En passant devant l'église paroissiale, qui n'était pas alors le grand et massif édifice d'aujourd'hui, mais un vieux temple construit en pierre solide, situé presqu'au centre de la Place d'Armes [5], elle ordonna au cocher d'arrêter et mit pied à terre pour un moment.

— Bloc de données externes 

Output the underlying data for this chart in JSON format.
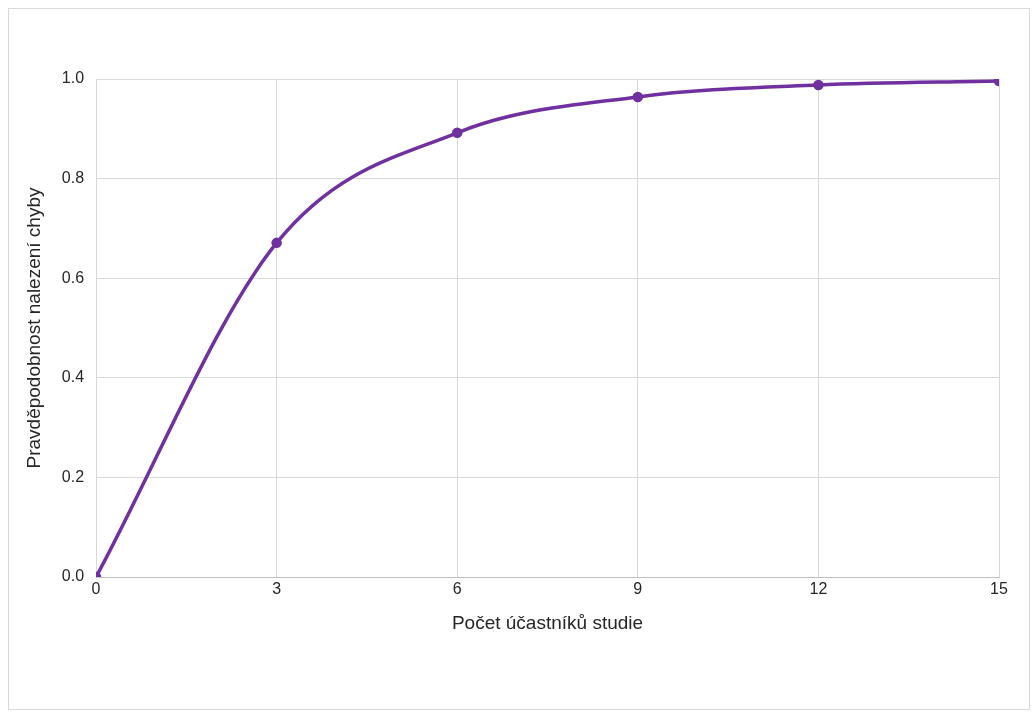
{
  "chart_data": {
    "type": "line",
    "xlabel": "Počet účastníků studie",
    "ylabel": "Pravděpodobnost nalezení chyby",
    "x": [
      0,
      3,
      6,
      9,
      12,
      15
    ],
    "series": [
      {
        "color": "#7030a0",
        "values": [
          0,
          0.671,
          0.892,
          0.964,
          0.988,
          0.996
        ]
      }
    ],
    "xlim": [
      0,
      15
    ],
    "xticks": [
      0,
      3,
      6,
      9,
      12,
      15
    ],
    "ylim": [
      0,
      1
    ],
    "yticks": [
      {
        "value": 0,
        "label": "0.0"
      },
      {
        "value": 0.2,
        "label": "0.2"
      },
      {
        "value": 0.4,
        "label": "0.4"
      },
      {
        "value": 0.6,
        "label": "0.6"
      },
      {
        "value": 0.8,
        "label": "0.8"
      },
      {
        "value": 1,
        "label": "1.0"
      }
    ],
    "grid": true,
    "legend": false,
    "marker": "circle",
    "line_style": "solid"
  }
}
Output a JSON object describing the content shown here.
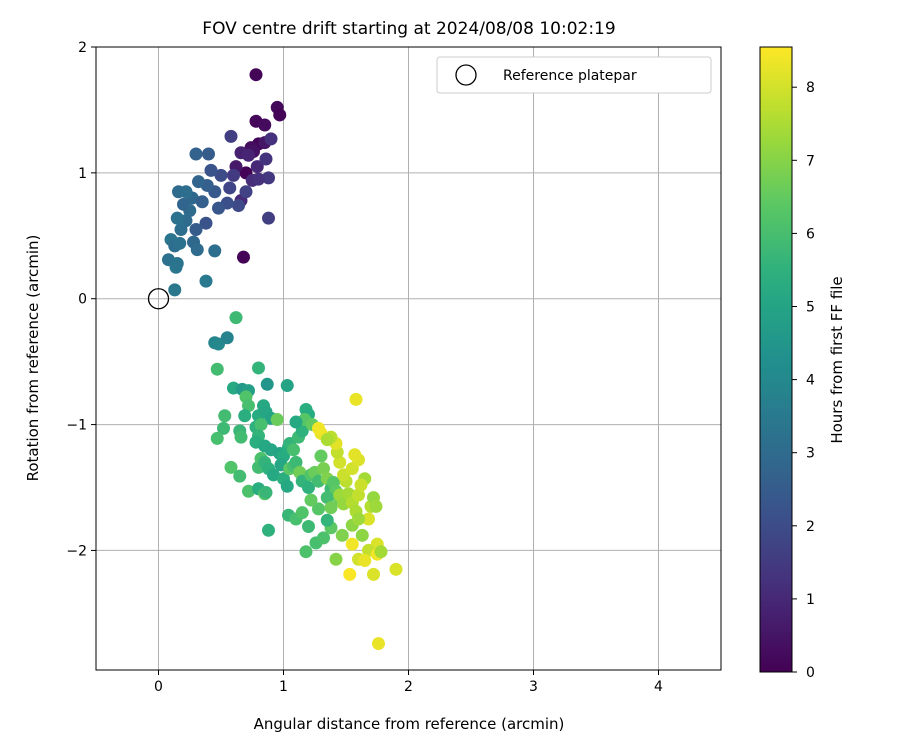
{
  "chart_data": {
    "type": "scatter",
    "title": "FOV centre drift starting at 2024/08/08 10:02:19",
    "xlabel": "Angular distance from reference (arcmin)",
    "ylabel": "Rotation from reference (arcmin)",
    "xlim": [
      -0.5,
      4.5
    ],
    "ylim": [
      -2.95,
      2.0
    ],
    "x_ticks": [
      0,
      1,
      2,
      3,
      4
    ],
    "y_ticks": [
      -2,
      -1,
      0,
      1,
      2
    ],
    "grid": true,
    "legend": {
      "placement": "top-right",
      "entries": [
        "Reference platepar"
      ]
    },
    "colorbar": {
      "label": "Hours from first FF file",
      "range": [
        0,
        8.55
      ],
      "ticks": [
        0,
        1,
        2,
        3,
        4,
        5,
        6,
        7,
        8
      ],
      "colormap": "viridis"
    },
    "reference_point": {
      "x": 0,
      "y": 0
    },
    "series": [
      {
        "marker": "filled-circle",
        "points": [
          [
            0.78,
            1.78,
            0.1
          ],
          [
            0.78,
            1.41,
            0.15
          ],
          [
            0.95,
            1.52,
            0.2
          ],
          [
            0.97,
            1.46,
            0.1
          ],
          [
            0.85,
            1.38,
            0.25
          ],
          [
            0.8,
            1.23,
            0.1
          ],
          [
            0.74,
            1.2,
            0.3
          ],
          [
            0.7,
            1.0,
            0.05
          ],
          [
            0.68,
            0.33,
            0.05
          ],
          [
            0.85,
            1.24,
            0.5
          ],
          [
            0.9,
            1.27,
            1.2
          ],
          [
            0.76,
            1.17,
            0.4
          ],
          [
            0.66,
            1.16,
            0.8
          ],
          [
            0.58,
            1.29,
            1.6
          ],
          [
            0.62,
            1.05,
            0.6
          ],
          [
            0.72,
            1.14,
            0.9
          ],
          [
            0.79,
            1.05,
            1.0
          ],
          [
            0.86,
            1.11,
            1.3
          ],
          [
            0.88,
            0.96,
            1.4
          ],
          [
            0.75,
            0.94,
            1.1
          ],
          [
            0.6,
            0.98,
            1.5
          ],
          [
            0.66,
            0.78,
            1.0
          ],
          [
            0.57,
            0.88,
            1.8
          ],
          [
            0.5,
            0.98,
            2.0
          ],
          [
            0.42,
            1.02,
            2.2
          ],
          [
            0.88,
            0.64,
            1.6
          ],
          [
            0.8,
            0.95,
            1.2
          ],
          [
            0.7,
            0.85,
            1.7
          ],
          [
            0.64,
            0.74,
            1.9
          ],
          [
            0.55,
            0.76,
            2.1
          ],
          [
            0.48,
            0.72,
            2.3
          ],
          [
            0.45,
            0.85,
            2.4
          ],
          [
            0.39,
            0.9,
            2.6
          ],
          [
            0.3,
            1.15,
            2.7
          ],
          [
            0.4,
            1.15,
            2.5
          ],
          [
            0.32,
            0.93,
            2.8
          ],
          [
            0.27,
            0.8,
            2.9
          ],
          [
            0.25,
            0.7,
            3.0
          ],
          [
            0.35,
            0.77,
            2.6
          ],
          [
            0.38,
            0.6,
            2.2
          ],
          [
            0.3,
            0.55,
            2.5
          ],
          [
            0.22,
            0.62,
            3.0
          ],
          [
            0.18,
            0.55,
            3.1
          ],
          [
            0.15,
            0.64,
            3.2
          ],
          [
            0.16,
            0.85,
            3.0
          ],
          [
            0.2,
            0.75,
            2.8
          ],
          [
            0.22,
            0.85,
            3.1
          ],
          [
            0.1,
            0.47,
            3.3
          ],
          [
            0.13,
            0.42,
            3.1
          ],
          [
            0.17,
            0.44,
            3.2
          ],
          [
            0.28,
            0.45,
            2.9
          ],
          [
            0.31,
            0.39,
            3.0
          ],
          [
            0.45,
            0.38,
            3.1
          ],
          [
            0.08,
            0.31,
            3.2
          ],
          [
            0.14,
            0.25,
            3.4
          ],
          [
            0.15,
            0.28,
            3.3
          ],
          [
            0.13,
            0.07,
            3.4
          ],
          [
            0.38,
            0.14,
            3.5
          ],
          [
            0.45,
            -0.35,
            3.9
          ],
          [
            0.48,
            -0.36,
            4.0
          ],
          [
            0.55,
            -0.31,
            3.8
          ],
          [
            0.62,
            -0.15,
            5.8
          ],
          [
            0.47,
            -0.56,
            5.9
          ],
          [
            0.8,
            -0.55,
            5.6
          ],
          [
            0.6,
            -0.71,
            5.2
          ],
          [
            0.67,
            -0.72,
            4.6
          ],
          [
            0.72,
            -0.73,
            4.8
          ],
          [
            0.87,
            -0.68,
            4.5
          ],
          [
            1.03,
            -0.69,
            5.0
          ],
          [
            0.7,
            -0.78,
            6.2
          ],
          [
            0.72,
            -0.85,
            6.0
          ],
          [
            0.53,
            -0.93,
            5.9
          ],
          [
            0.52,
            -1.03,
            5.8
          ],
          [
            0.47,
            -1.11,
            6.0
          ],
          [
            0.65,
            -1.05,
            5.7
          ],
          [
            0.66,
            -1.1,
            5.9
          ],
          [
            0.69,
            -0.93,
            5.4
          ],
          [
            0.8,
            -0.93,
            5.3
          ],
          [
            0.84,
            -0.85,
            5.2
          ],
          [
            0.86,
            -0.9,
            5.1
          ],
          [
            0.9,
            -0.95,
            5.0
          ],
          [
            0.95,
            -0.96,
            6.6
          ],
          [
            0.78,
            -1.02,
            5.5
          ],
          [
            0.82,
            -1.0,
            6.0
          ],
          [
            0.8,
            -1.09,
            5.6
          ],
          [
            0.78,
            -1.14,
            5.4
          ],
          [
            0.85,
            -1.17,
            5.2
          ],
          [
            0.9,
            -1.2,
            5.1
          ],
          [
            0.97,
            -1.23,
            5.0
          ],
          [
            1.0,
            -1.25,
            5.3
          ],
          [
            1.04,
            -1.18,
            5.4
          ],
          [
            1.05,
            -1.15,
            5.6
          ],
          [
            1.08,
            -1.2,
            6.0
          ],
          [
            1.12,
            -1.1,
            5.8
          ],
          [
            1.15,
            -1.05,
            5.5
          ],
          [
            1.18,
            -0.88,
            5.4
          ],
          [
            1.2,
            -0.92,
            5.3
          ],
          [
            1.17,
            -0.96,
            6.3
          ],
          [
            1.23,
            -1.0,
            6.5
          ],
          [
            1.1,
            -0.98,
            5.2
          ],
          [
            0.58,
            -1.34,
            6.2
          ],
          [
            0.65,
            -1.41,
            5.9
          ],
          [
            0.72,
            -1.53,
            6.1
          ],
          [
            0.8,
            -1.51,
            5.4
          ],
          [
            0.85,
            -1.55,
            6.3
          ],
          [
            0.86,
            -1.54,
            5.7
          ],
          [
            0.8,
            -1.34,
            5.9
          ],
          [
            0.82,
            -1.27,
            6.1
          ],
          [
            0.85,
            -1.3,
            5.6
          ],
          [
            0.88,
            -1.35,
            5.5
          ],
          [
            0.92,
            -1.4,
            5.2
          ],
          [
            0.98,
            -1.32,
            5.1
          ],
          [
            1.0,
            -1.43,
            5.4
          ],
          [
            1.03,
            -1.49,
            5.2
          ],
          [
            1.05,
            -1.35,
            6.4
          ],
          [
            1.08,
            -1.33,
            6.0
          ],
          [
            1.1,
            -1.3,
            5.8
          ],
          [
            1.13,
            -1.38,
            6.7
          ],
          [
            1.15,
            -1.45,
            5.6
          ],
          [
            1.2,
            -1.5,
            5.5
          ],
          [
            1.22,
            -1.4,
            6.2
          ],
          [
            1.25,
            -1.38,
            6.6
          ],
          [
            1.28,
            -1.45,
            5.9
          ],
          [
            1.3,
            -1.25,
            6.5
          ],
          [
            1.32,
            -1.35,
            6.8
          ],
          [
            1.35,
            -1.43,
            6.9
          ],
          [
            1.38,
            -1.51,
            5.8
          ],
          [
            1.4,
            -1.46,
            6.3
          ],
          [
            1.42,
            -1.53,
            6.4
          ],
          [
            1.45,
            -1.6,
            6.6
          ],
          [
            0.88,
            -1.84,
            5.5
          ],
          [
            1.04,
            -1.72,
            5.7
          ],
          [
            1.1,
            -1.75,
            6.0
          ],
          [
            1.15,
            -1.7,
            6.2
          ],
          [
            1.2,
            -1.81,
            5.8
          ],
          [
            1.18,
            -2.01,
            6.1
          ],
          [
            1.26,
            -1.94,
            6.0
          ],
          [
            1.32,
            -1.9,
            6.1
          ],
          [
            1.38,
            -1.82,
            6.4
          ],
          [
            1.35,
            -1.76,
            5.6
          ],
          [
            1.28,
            -1.67,
            6.3
          ],
          [
            1.22,
            -1.6,
            6.5
          ],
          [
            1.35,
            -1.58,
            5.9
          ],
          [
            1.38,
            -1.66,
            6.7
          ],
          [
            1.45,
            -1.56,
            7.3
          ],
          [
            1.48,
            -1.63,
            7.2
          ],
          [
            1.52,
            -1.55,
            7.4
          ],
          [
            1.55,
            -1.62,
            7.6
          ],
          [
            1.58,
            -1.69,
            7.5
          ],
          [
            1.6,
            -1.56,
            7.8
          ],
          [
            1.5,
            -1.45,
            7.7
          ],
          [
            1.48,
            -1.4,
            7.9
          ],
          [
            1.55,
            -1.35,
            8.0
          ],
          [
            1.6,
            -1.28,
            8.1
          ],
          [
            1.57,
            -1.24,
            8.2
          ],
          [
            1.45,
            -1.3,
            8.0
          ],
          [
            1.43,
            -1.22,
            7.8
          ],
          [
            1.42,
            -1.15,
            8.2
          ],
          [
            1.38,
            -1.1,
            7.7
          ],
          [
            1.3,
            -1.07,
            8.3
          ],
          [
            1.35,
            -1.12,
            7.5
          ],
          [
            1.28,
            -1.03,
            8.4
          ],
          [
            1.58,
            -0.8,
            8.3
          ],
          [
            1.65,
            -1.43,
            7.4
          ],
          [
            1.62,
            -1.48,
            7.9
          ],
          [
            1.7,
            -1.65,
            7.6
          ],
          [
            1.68,
            -1.75,
            8.1
          ],
          [
            1.72,
            -1.58,
            7.2
          ],
          [
            1.74,
            -1.65,
            7.3
          ],
          [
            1.75,
            -1.95,
            8.1
          ],
          [
            1.68,
            -2.0,
            7.8
          ],
          [
            1.6,
            -2.07,
            8.0
          ],
          [
            1.65,
            -2.08,
            8.3
          ],
          [
            1.55,
            -1.95,
            8.4
          ],
          [
            1.53,
            -2.19,
            8.5
          ],
          [
            1.42,
            -2.07,
            7.0
          ],
          [
            1.47,
            -1.88,
            6.9
          ],
          [
            1.55,
            -1.8,
            7.1
          ],
          [
            1.6,
            -1.75,
            7.3
          ],
          [
            1.72,
            -2.19,
            8.1
          ],
          [
            1.75,
            -2.03,
            8.4
          ],
          [
            1.78,
            -2.01,
            7.4
          ],
          [
            1.9,
            -2.15,
            8.1
          ],
          [
            1.76,
            -2.74,
            8.3
          ],
          [
            1.63,
            -1.88,
            7.1
          ]
        ]
      }
    ]
  }
}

Note 5:[ (retour) ] L'église en question, qui remplaçait le premier temple en bois dans lequel nos ancêtres célébraient le culte, fut bâtie en 1672, et occupait, comme nous venons de le dire, une partie de la Place-d'Armes; elle était érigée en travers de la rue Notre-Dame qu'elle divisait en deux parties presque égales, obligeant ainsi les passants à faire le demi-tour de l'édifice pour traverser d'un côté à l'autre de la rue. Le cimetière qui lui était contigu occupait l'espace où se trouve l'église paroissiale actuelle, ainsi que plusieurs autres parties de la Place-d'Armes.--Note de l'auteur.

Elle sortit du temple quelques minutes après, fortifiée par la communion intime qu'elle venait d'avoir avec son Créateur. Elle s'arrêta à quelques pas de là et regarda avec mélancolie les nombreuses tombes qui l'environnaient; malgré le triste aspect du cimetière, encore recouvert, en quelques endroits, du blanc manteau de l'hiver, et offrant, ailleurs, l'apparence de l'approche du printemps, un souhait, ou plutôt une prière s'échappa du fond de son âme: elle demanda au Ciel que le paisible sommeil de la mort lui fût accordé avant la venue de l'époque redoutée où Sternfield devait la réclamer pour sa femme.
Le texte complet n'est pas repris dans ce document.